Adjusted Funds From Operations AFFO

AFFO takes a REIT's Funds From Operations and subtracts the recurring spending needed just to keep its buildings earning rent.

Formula
AFFO = FFO − recurring capex − tenant improvements & leasing commissions ± non-cash adjustments (e.g. straight-line rent)

What it is

Adjusted Funds From Operations (AFFO) is a measure of the cash a real estate investment trust (REIT) generates from running its properties, after setting aside the routine spending required to keep those properties rentable. It starts from Funds From Operations (FFO), which is net income with real-estate depreciation added back and gains or losses on property sales removed. AFFO then goes a step further, deducting recurring capital expenditures — roofs, HVAC systems, parking lots — along with tenant improvements and leasing commissions, because that money genuinely leaves the business. Neither FFO nor AFFO is a GAAP or IFRS measure, and AFFO has no industry-wide definition, so each REIT decides for itself what counts as recurring.

Why it matters

Real-estate depreciation is a large accounting charge that assumes buildings wear out on a schedule, so a REIT's net income can look small even when rent is flowing in steadily. FFO corrects for that, but it can swing the other way and flatter the picture, because buildings really do need money spent on them. AFFO sits conceptually between the two: it treats depreciation as an accounting estimate while acknowledging that upkeep is a real cash cost. Because AFFO aims to approximate the cash a property portfolio actually throws off, it is commonly compared against a REIT's distributions to see whether payouts are being covered by property operations or by something else, such as borrowing or asset sales.

How it's calculated

Start with net income. Add back real-estate depreciation and amortisation, and strip out gains or losses on property sales and impairment write-downs — that produces FFO, as defined by Nareit, the US REIT industry association. From FFO, deduct recurring capital expenditures (maintenance capex), tenant improvement allowances and leasing commissions. Common further adjustments include straight-line rent, an accounting smoothing of scheduled rent increases across a lease term rather than cash actually received. Each REIT publishes its own reconciliation from net income in its earnings release or supplemental package, and the adjustments differ from one issuer to the next.

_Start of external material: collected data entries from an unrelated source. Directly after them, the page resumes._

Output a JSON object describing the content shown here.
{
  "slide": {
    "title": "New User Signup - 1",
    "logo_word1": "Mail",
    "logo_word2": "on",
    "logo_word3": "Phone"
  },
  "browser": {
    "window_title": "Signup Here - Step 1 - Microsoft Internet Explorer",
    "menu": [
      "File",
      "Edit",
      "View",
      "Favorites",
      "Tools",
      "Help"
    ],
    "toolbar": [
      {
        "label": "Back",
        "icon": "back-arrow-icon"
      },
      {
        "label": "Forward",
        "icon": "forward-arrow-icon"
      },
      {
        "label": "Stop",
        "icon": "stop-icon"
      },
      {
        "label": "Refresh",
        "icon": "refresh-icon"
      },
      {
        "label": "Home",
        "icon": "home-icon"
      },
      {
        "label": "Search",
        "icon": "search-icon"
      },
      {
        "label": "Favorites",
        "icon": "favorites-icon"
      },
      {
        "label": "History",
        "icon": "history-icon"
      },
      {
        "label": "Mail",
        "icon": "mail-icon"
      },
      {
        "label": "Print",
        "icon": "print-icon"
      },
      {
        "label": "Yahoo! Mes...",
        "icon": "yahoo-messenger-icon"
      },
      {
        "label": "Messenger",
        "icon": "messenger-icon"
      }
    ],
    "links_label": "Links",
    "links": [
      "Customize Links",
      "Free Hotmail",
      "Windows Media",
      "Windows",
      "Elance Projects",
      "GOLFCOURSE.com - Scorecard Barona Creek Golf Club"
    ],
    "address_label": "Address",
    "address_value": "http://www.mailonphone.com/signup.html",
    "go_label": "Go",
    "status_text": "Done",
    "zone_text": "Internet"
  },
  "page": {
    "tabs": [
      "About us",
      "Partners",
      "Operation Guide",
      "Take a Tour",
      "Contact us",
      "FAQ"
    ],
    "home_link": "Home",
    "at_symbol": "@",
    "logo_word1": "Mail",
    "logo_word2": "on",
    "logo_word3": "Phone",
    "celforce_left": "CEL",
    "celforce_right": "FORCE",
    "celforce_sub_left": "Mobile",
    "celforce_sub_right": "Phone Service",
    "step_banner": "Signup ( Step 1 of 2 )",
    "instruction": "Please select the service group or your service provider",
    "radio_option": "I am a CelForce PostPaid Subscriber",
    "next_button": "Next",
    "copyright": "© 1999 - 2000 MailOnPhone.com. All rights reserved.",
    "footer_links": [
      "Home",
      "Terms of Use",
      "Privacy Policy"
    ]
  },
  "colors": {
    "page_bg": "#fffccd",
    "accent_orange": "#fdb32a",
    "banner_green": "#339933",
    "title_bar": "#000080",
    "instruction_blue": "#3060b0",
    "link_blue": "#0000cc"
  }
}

Cross-border note. Canadian REITs are commonly mutual fund trusts under the Income Tax Act rather than making a US-style REIT election under the Internal Revenue Code. They generally report under IFRS, which permits carrying investment property at fair value instead of depreciating it, so the depreciation add-back behind FFO can mean something different. REALPAC publishes FFO/AFFO guidance in Canada; Nareit defines FFO in the US.

FAQ

What is the difference between FFO and AFFO?
FFO adds real-estate depreciation back to net income and removes gains or losses from selling properties. AFFO starts from FFO and then subtracts the recurring cash a REIT must spend to keep buildings earning rent — maintenance capex, tenant improvements, leasing commissions — plus non-cash adjustments such as straight-line rent. FFO follows a definition published by Nareit and is reported fairly consistently; AFFO has no such common definition, so each REIT sets its own.
Can I compare AFFO across two different REITs?
Only with care. Because there is no standard definition, one REIT may classify a capital expenditure as recurring while another treats the same spending as an expansion project and excludes it — which raises reported AFFO. The comparison is more meaningful when each REIT's own reconciliation from net income, published in its supplemental disclosures, is read alongside the figure and the adjustments are checked.
Why do REITs report AFFO instead of just earnings per share?
Under US GAAP, buildings are depreciated on a fixed schedule, producing a large non-cash charge against net income every year regardless of whether the property's value or rent-earning ability actually declined. That makes standard EPS a poor description of what a property portfolio generates in cash. AFFO is an attempt to describe the cash left after real upkeep costs. It is a supplemental, non-GAAP measure — it does not replace the audited financial statements.